In the human body there are many faults that can develop overtime that progress to very rapid death and whose causes are not known to be related to any active lifestyle choices or linked to any known genetic disorders. Basically, sometimes parts of your body maybe just didn't form quite right, and one day they fail and you die earlier than most would consider normal. Pete Maravich was born without a left coronary artery, and he was a professional basketball player. His right coronary artery was much enlarged and apparently had grown very strong and big through compensating over the years. Enough that the guy could excel in a very demanding athletic endeavor, but Maravich's clock eventually ran out and he collapsed in a pickup basketball game and died at age 40. Prior to his death he had no symptoms whatsoever, and as a professional athlete he received closer scrutiny from doctors than many would at a similar age. But unless we basically do full body MRIs in addition to angiographies and a host of other tests there is very little anyone can do about most of these non-symptom producing problems. Even with those tests sometimes the problem is undetectable. My grandfather had a cerebral angiography which is exactly one of those tests that can help diagnose and prevent things that are going to turn into larger problems, but in his case, and this is a very rare but known side effect, his angiography caused an embolus to form which lead to stroke. Luckily it did not kill him, but it had negative effects on his cognition and quality of life, it easily could have killed him. So even doing all this aggressive testing can sometimes kill you while you had no underlying condition at all.

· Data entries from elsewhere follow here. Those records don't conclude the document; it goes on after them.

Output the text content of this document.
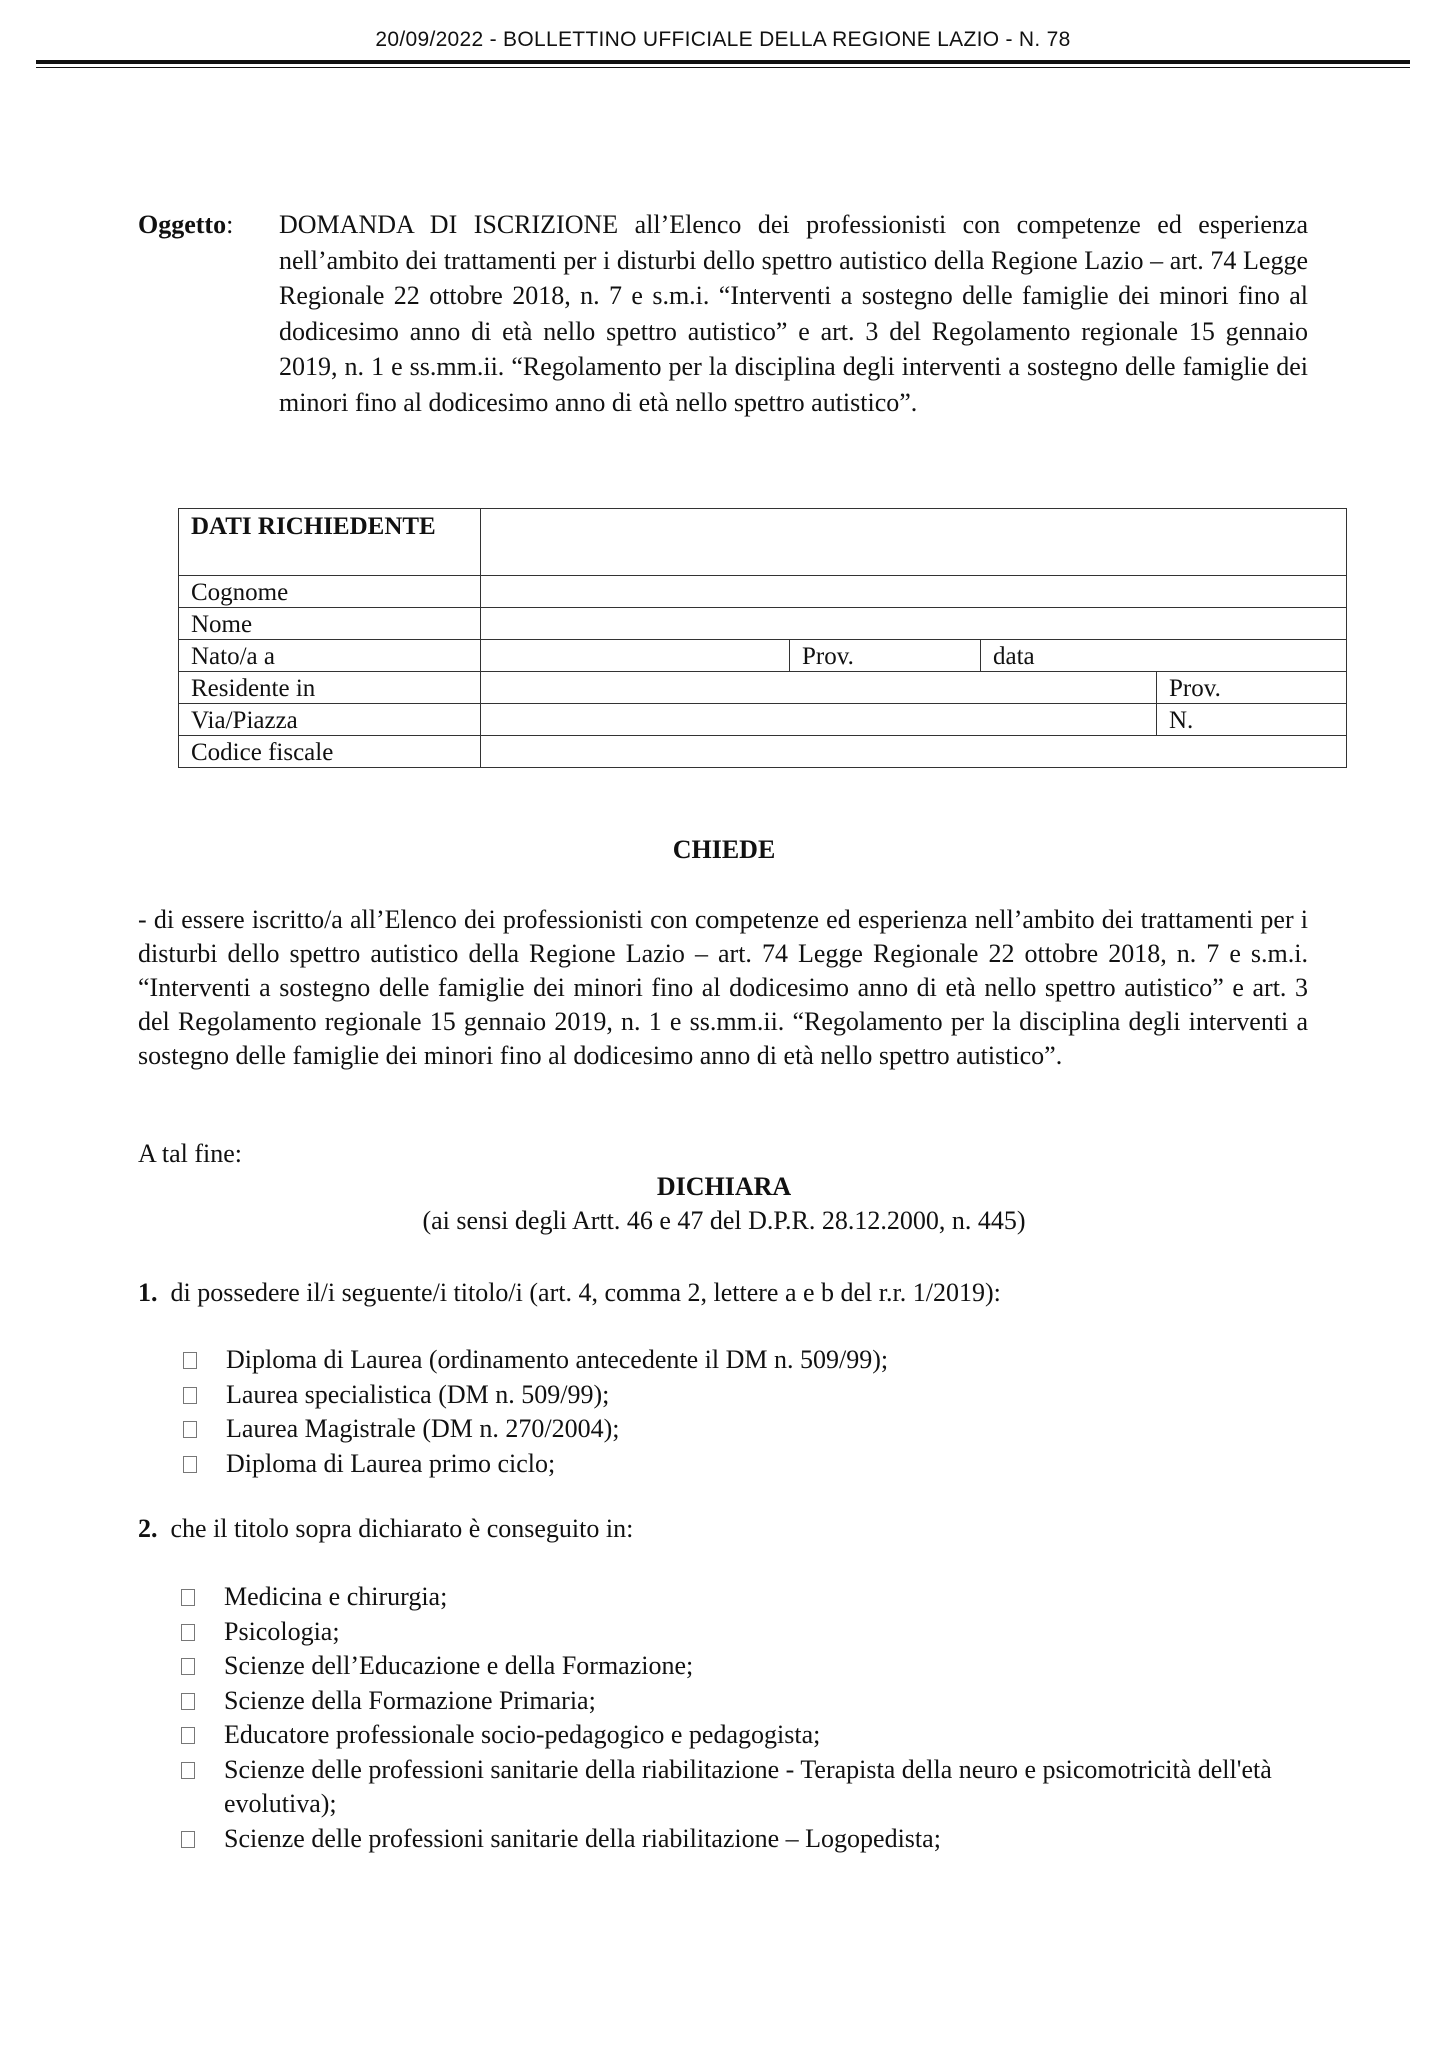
20/09/2022 - BOLLETTINO UFFICIALE DELLA REGIONE LAZIO - N. 78
Oggetto:	DOMANDA DI ISCRIZIONE all’Elenco dei professionisti con competenze ed esperienza nell’ambito dei trattamenti per i disturbi dello spettro autistico della Regione Lazio – art. 74 Legge Regionale 22 ottobre 2018, n. 7 e s.m.i. “Interventi a sostegno delle famiglie dei minori fino al dodicesimo anno di età nello spettro autistico” e art. 3 del Regolamento regionale 15 gennaio 2019, n. 1 e ss.mm.ii. “Regolamento per la disciplina degli interventi a sostegno delle famiglie dei minori fino al dodicesimo anno di età nello spettro autistico”.
DATI RICHIEDENTE				
Cognome				
Nome				
Nato/a a		Prov.	data	
Residente in				Prov.
Via/Piazza				N.
Codice fiscale				
CHIEDE
- di essere iscritto/a all’Elenco dei professionisti con competenze ed esperienza nell’ambito dei trattamenti per i disturbi dello spettro autistico della Regione Lazio – art. 74 Legge Regionale 22 ottobre 2018, n. 7 e s.m.i. “Interventi a sostegno delle famiglie dei minori fino al dodicesimo anno di età nello spettro autistico” e art. 3 del Regolamento regionale 15 gennaio 2019, n. 1 e ss.mm.ii. “Regolamento per la disciplina degli interventi a sostegno delle famiglie dei minori fino al dodicesimo anno di età nello spettro autistico”.
A tal fine:
DICHIARA
(ai sensi degli Artt. 46 e 47 del D.P.R. 28.12.2000, n. 445)
1. di possedere il/i seguente/i titolo/i (art. 4, comma 2, lettere a e b del r.r. 1/2019):
Diploma di Laurea (ordinamento antecedente il DM n. 509/99);
Laurea specialistica (DM n. 509/99);
Laurea Magistrale (DM n. 270/2004);
Diploma di Laurea primo ciclo;
2. che il titolo sopra dichiarato è conseguito in:
Medicina e chirurgia;
Psicologia;
Scienze dell’Educazione e della Formazione;
Scienze della Formazione Primaria;
Educatore professionale socio-pedagogico e pedagogista;
Scienze delle professioni sanitarie della riabilitazione - Terapista della neuro e psicomotricità dell'età evolutiva);
Scienze delle professioni sanitarie della riabilitazione – Logopedista;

But I digress, yes everything has a technical cause, but "spiritual reasons the universe has certain events" are hogwash mostly. I do not believe aside from extraordinary instances that God communicates by randomly say, killing one child so another might live or something like that. I'm aware of the histories of the saints and miracles in the bible, but that's not a typical relationship between God and mankind. But I think for many people they have to believe things are meant to be or that there are reasons for things, because they simply can't handle the alternative. For them it is a coping mechanism for something they simply cannot handle otherwise, their assumption is everyone needs those same coping mechanisms which is why they say such things to other people.